JEFFERSON CITY, Mo. – Gov. Jay Nixon announced late Tuesday that he would order all flags at Missouri courts to half-staff in remembrance of Supreme Court Judge Richard Teitelman who died Tuesday at the age of 69. Teitelman was the first Jewish and legally blind judge to serve on Missouri’s highest court.
A cause has not yet been named for his death, but Teitelman has reportedly been in bad health for a few years.
Teitelman was appointed to the court in 2002 by Gov. Bob Holden and won re-election for a 12-year term that was set to expire Dec. 31 of this year. He served as chief justice of Missouri’s highest court from July of 2011 to June of 2013.
He was also an active member of the civic community, serving on the board of the St. Louis Public Library, within the lawyer’s division of the National Federation of the Blind (he was diagnosed as legally blind at 13), and as a member of the Missouri State Historical Society. He also served the American Bar Association on a national level, including as a past chair of its standing commission on mental and physical disability law.
Teitelman’s death resulted in an outpouring of grief from Missouri elected officials , lawyers and judges.
Gov. Jay Nixon released this short statement about Teitelman’s passing.
“Missourians have lost a judicial leader who dedicated his life over more than four decades in service to the people of this state and to our legal system, both as a Judge of the Missouri Supreme Court and the Court of Appeals and during a long career with Legal Services of Eastern Missouri,” Nixon said. “Judge Teitelman will be remembered not only for his breaking new ground as the first legally blind judge to sit on Missouri’s highest court, but also for his legal skills and his passion for justice.
“He truly listened to, and never forgot, those who needed justice the most. Our thoughts and prayers are with his family, friends and colleagues.”
Missouri Supreme Court Chief Justice Patricia Breckenridge:
“Judge Teitelman’s love of justice and the law was paralleled only by his love of people. He provided support and encouragement to his friends in the things that mattered most to them. And he considered almost everyone he met a friend. He had a remarkable ability to retain and recall information about people and events and to find connections with each of them. His seemingly boundless energy, enthusiasm, and empathy strengthened and gave hope to those around him in thoughtful and meaningful ways. Judge Teitelman will be missed tremendously.”

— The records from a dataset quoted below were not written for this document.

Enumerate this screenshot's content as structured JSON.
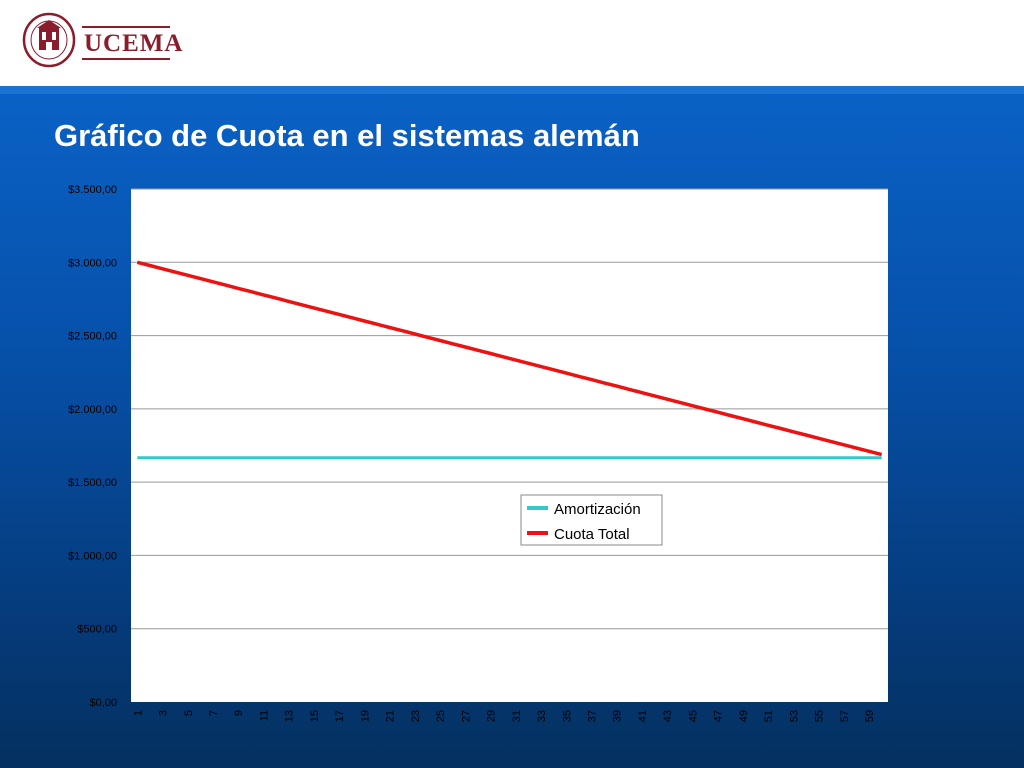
{
  "title": "Gráfico de Cuota en el sistemas alemán",
  "brand": {
    "name": "UCEMA",
    "seal_text": "UNIVERSIDAD DEL CEMA",
    "seal_year": "MCMLXXVIII"
  },
  "colors": {
    "amortizacion": "#33c9c9",
    "cuota_total": "#ee1111",
    "plot_bg": "#ffffff",
    "grid": "#999999"
  },
  "chart_data": {
    "type": "line",
    "title": "",
    "xlabel": "",
    "ylabel": "",
    "x": [
      1,
      2,
      3,
      4,
      5,
      6,
      7,
      8,
      9,
      10,
      11,
      12,
      13,
      14,
      15,
      16,
      17,
      18,
      19,
      20,
      21,
      22,
      23,
      24,
      25,
      26,
      27,
      28,
      29,
      30,
      31,
      32,
      33,
      34,
      35,
      36,
      37,
      38,
      39,
      40,
      41,
      42,
      43,
      44,
      45,
      46,
      47,
      48,
      49,
      50,
      51,
      52,
      53,
      54,
      55,
      56,
      57,
      58,
      59,
      60
    ],
    "x_tick_labels": [
      "1",
      "3",
      "5",
      "7",
      "9",
      "11",
      "13",
      "15",
      "17",
      "19",
      "21",
      "23",
      "25",
      "27",
      "29",
      "31",
      "33",
      "35",
      "37",
      "39",
      "41",
      "43",
      "45",
      "47",
      "49",
      "51",
      "53",
      "55",
      "57",
      "59"
    ],
    "y_tick_labels": [
      "$0,00",
      "$500,00",
      "$1.000,00",
      "$1.500,00",
      "$2.000,00",
      "$2.500,00",
      "$3.000,00",
      "$3.500,00"
    ],
    "ylim": [
      0,
      3500
    ],
    "grid": true,
    "legend_position": "right-middle",
    "series": [
      {
        "name": "Amortización",
        "start": 1666.67,
        "end": 1666.67
      },
      {
        "name": "Cuota Total",
        "start": 3000,
        "end": 1688
      }
    ]
  }
}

Michael Barrett, the director of the Missouri State Public Defender System:
“Today Missouri lost a great champion for the poor and marginalized. We pause to honor his service, not just as an accomplished jurist of the State’s highest court, but as a humble and committed public servant.”

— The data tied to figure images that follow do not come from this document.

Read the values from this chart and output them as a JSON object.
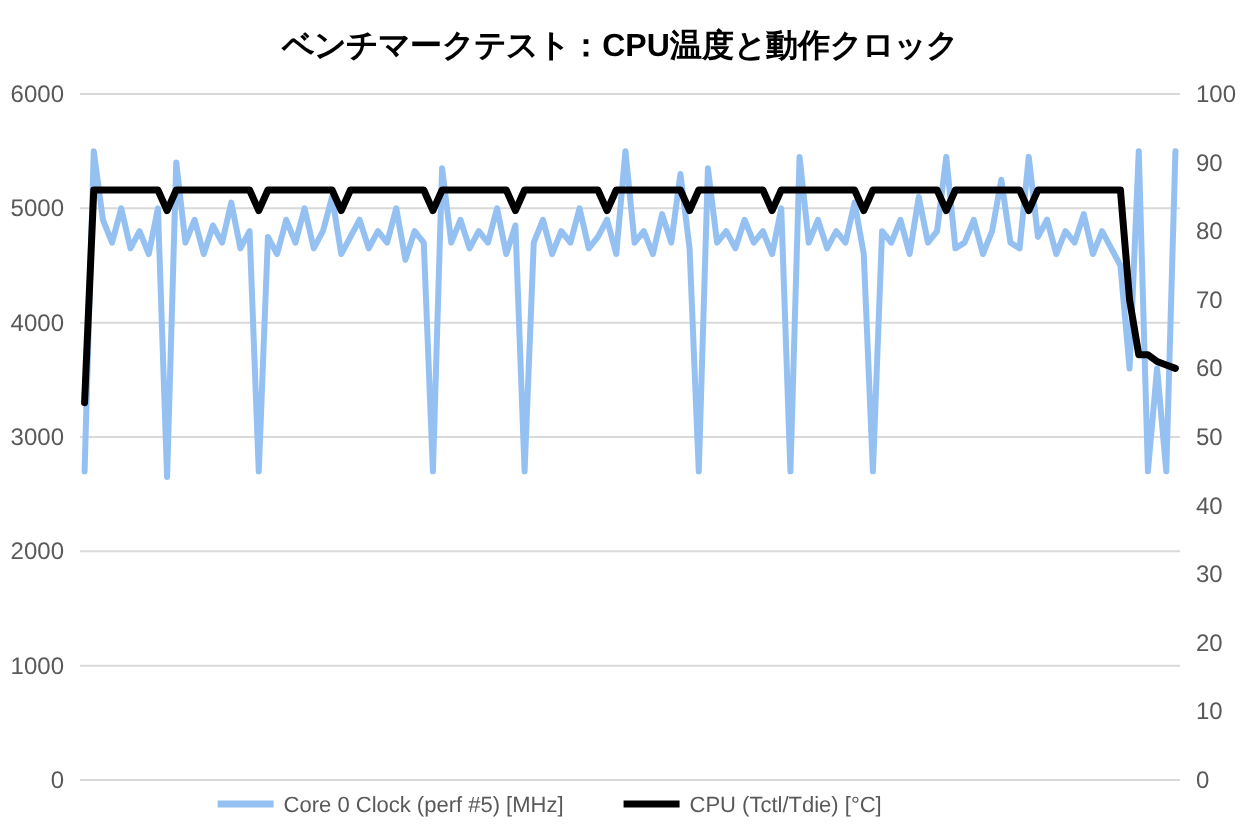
{
  "chart_data": {
    "type": "line",
    "title": "ベンチマークテスト：CPU温度と動作クロック",
    "categories": [
      null,
      null,
      null,
      null,
      null,
      null,
      null,
      null,
      null,
      null,
      null,
      null,
      null,
      null,
      null,
      null,
      null,
      null,
      null,
      null,
      null,
      null,
      null,
      null,
      null,
      null,
      null,
      null,
      null,
      null,
      null,
      null,
      null,
      null,
      null,
      null,
      null,
      null,
      null,
      null,
      null,
      null,
      null,
      null,
      null,
      null,
      null,
      null,
      null,
      null,
      null,
      null,
      null,
      null,
      null,
      null,
      null,
      null,
      null,
      null,
      null,
      null,
      null,
      null,
      null,
      null,
      null,
      null,
      null,
      null,
      null,
      null,
      null,
      null,
      null,
      null,
      null,
      null,
      null,
      null,
      null,
      null,
      null,
      null,
      null,
      null,
      null,
      null,
      null,
      null,
      null,
      null,
      null,
      null,
      null,
      null,
      null,
      null,
      null,
      null,
      null,
      null,
      null,
      null,
      null,
      null,
      null,
      null,
      null,
      null,
      null,
      null,
      null,
      null,
      null,
      null,
      null,
      null,
      null,
      null
    ],
    "series": [
      {
        "name": "Core 0 Clock (perf #5) [MHz]",
        "color": "#95c1f2",
        "values": [
          2700,
          5500,
          4900,
          4700,
          5000,
          4650,
          4800,
          4600,
          5000,
          2650,
          5400,
          4700,
          4900,
          4600,
          4850,
          4700,
          5050,
          4650,
          4800,
          2700,
          4750,
          4600,
          4900,
          4700,
          5000,
          4650,
          4800,
          5100,
          4600,
          4750,
          4900,
          4650,
          4800,
          4700,
          5000,
          4550,
          4800,
          4700,
          2700,
          5350,
          4700,
          4900,
          4650,
          4800,
          4700,
          5000,
          4600,
          4850,
          2700,
          4700,
          4900,
          4600,
          4800,
          4700,
          5000,
          4650,
          4750,
          4900,
          4600,
          5500,
          4700,
          4800,
          4600,
          4950,
          4700,
          5300,
          4650,
          2700,
          5350,
          4700,
          4800,
          4650,
          4900,
          4700,
          4800,
          4600,
          5000,
          2700,
          5450,
          4700,
          4900,
          4650,
          4800,
          4700,
          5050,
          4600,
          2700,
          4800,
          4700,
          4900,
          4600,
          5100,
          4700,
          4800,
          5450,
          4650,
          4700,
          4900,
          4600,
          4800,
          5250,
          4700,
          4650,
          5450,
          4750,
          4900,
          4600,
          4800,
          4700,
          4950,
          4600,
          4800,
          4650,
          4500,
          3600,
          5500,
          2700,
          3600,
          2700,
          5500
        ]
      },
      {
        "name": "CPU (Tctl/Tdie) [°C]",
        "color": "#000000",
        "axis": "y2",
        "values": [
          55,
          86,
          86,
          86,
          86,
          86,
          86,
          86,
          86,
          83,
          86,
          86,
          86,
          86,
          86,
          86,
          86,
          86,
          86,
          83,
          86,
          86,
          86,
          86,
          86,
          86,
          86,
          86,
          83,
          86,
          86,
          86,
          86,
          86,
          86,
          86,
          86,
          86,
          83,
          86,
          86,
          86,
          86,
          86,
          86,
          86,
          86,
          83,
          86,
          86,
          86,
          86,
          86,
          86,
          86,
          86,
          86,
          83,
          86,
          86,
          86,
          86,
          86,
          86,
          86,
          86,
          83,
          86,
          86,
          86,
          86,
          86,
          86,
          86,
          86,
          83,
          86,
          86,
          86,
          86,
          86,
          86,
          86,
          86,
          86,
          83,
          86,
          86,
          86,
          86,
          86,
          86,
          86,
          86,
          83,
          86,
          86,
          86,
          86,
          86,
          86,
          86,
          86,
          83,
          86,
          86,
          86,
          86,
          86,
          86,
          86,
          86,
          86,
          86,
          70,
          62,
          62,
          61,
          60.5,
          60
        ]
      }
    ],
    "ylim": [
      0,
      6000
    ],
    "yticks": [
      0,
      1000,
      2000,
      3000,
      4000,
      5000,
      6000
    ],
    "y2lim": [
      0,
      100
    ],
    "y2ticks": [
      0,
      10,
      20,
      30,
      40,
      50,
      60,
      70,
      80,
      90,
      100
    ],
    "grid": "y",
    "legend": "bottom",
    "marker": "none",
    "line_style": "solid"
  }
}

Attorney General Chris Koster:
“I am deeply saddened to learn of the death of Missouri Supreme Court Judge Richard Teitelman,” he said in a statement. “Judge Teitelman has given our state a lifetime of public service, including two decades at Legal Services of Eastern Missouri representing the most vulnerable of our citizens. We will miss his wisdom, humor, and friendship.”
Others within Missouri politics and the judicial realm expressed their condolences on social media.
MO Supreme Court Justice Richard Teitelman was a good friend, dedicated to his job, his community, and helping others. He will be missed.
— Senator Roy Blunt (@RoyBlunt) November 29, 2016
Overwhelmed over the passing of Judge Teitelman. Missouri has lost someone special. RIP.
— Gina Mitten (@gcmitts) November 29, 2016
— Shamed Dogan (@Dogan4Rep) November 29, 2016
Very sad to hear of this. Great man – great judge. Once swore is my Leg. Assist. at the time in my office! Des Mowry got Bar results nite B4 https://t.co/slEI6GP2Ee
— Billy Long (@auctnr1) November 29, 2016
The Supreme Court has suspended oral arguments Tuesday following the news but resumed normal business on Wednesday.
Teitelman’s memorial service is scheduled for 2 p.m. Thursday, December 1 at Graham Memorial Chapel on the Washington University campus in St. Louis.